White’s teammates certainly felt bad for him too.
“It’s very tough to see, especially for somebody like Okaro,” guard Wayne Ellington said. “The same thing with Rodney, man. These guys put so much work in all offseason to prepare for the season and it’s always even tougher to see somebody who works like Okaro works or works like Rodney works.

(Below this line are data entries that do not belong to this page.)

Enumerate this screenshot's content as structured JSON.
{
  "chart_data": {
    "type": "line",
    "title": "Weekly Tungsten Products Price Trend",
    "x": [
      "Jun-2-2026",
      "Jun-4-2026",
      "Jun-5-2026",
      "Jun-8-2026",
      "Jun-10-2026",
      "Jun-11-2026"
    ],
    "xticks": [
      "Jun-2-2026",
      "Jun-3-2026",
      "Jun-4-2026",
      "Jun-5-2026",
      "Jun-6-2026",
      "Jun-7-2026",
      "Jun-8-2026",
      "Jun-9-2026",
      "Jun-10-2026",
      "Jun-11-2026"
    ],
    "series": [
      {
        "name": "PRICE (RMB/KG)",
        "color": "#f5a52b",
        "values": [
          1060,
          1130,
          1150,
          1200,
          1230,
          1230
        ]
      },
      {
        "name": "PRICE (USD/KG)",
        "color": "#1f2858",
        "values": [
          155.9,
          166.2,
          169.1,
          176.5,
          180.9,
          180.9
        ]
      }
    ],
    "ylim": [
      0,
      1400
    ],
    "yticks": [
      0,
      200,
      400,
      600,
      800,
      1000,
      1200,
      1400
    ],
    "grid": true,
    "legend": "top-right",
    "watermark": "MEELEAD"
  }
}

“It’s tough to see a guy like that go down because you always want the best for them. You always want to see them be healthy and be able to help our team in whatever way we need them to. So it’s tough, man. It’s tough, it’s tough. I feel for him. But it’s just going to be a step for him to obviously go through it and make a stronger comeback.”
The Heat has called up both of its two-way players – guards Derrick Walton Jr. and Matt Williams Jr. – at diffrent points already this season. Spoelstra said there’s a chance one of those two players could be called up again to help provide depth.
“I’ll talk to Andy [Elisburg] and Pat [Riley Thursday],” Spoelstra said. ‘We have enough for tonight. We’ll figure it out. That’s why Sioux Falls is around.”
Miami Herald Sports Writer Andre C. Fernandez contributed to this report.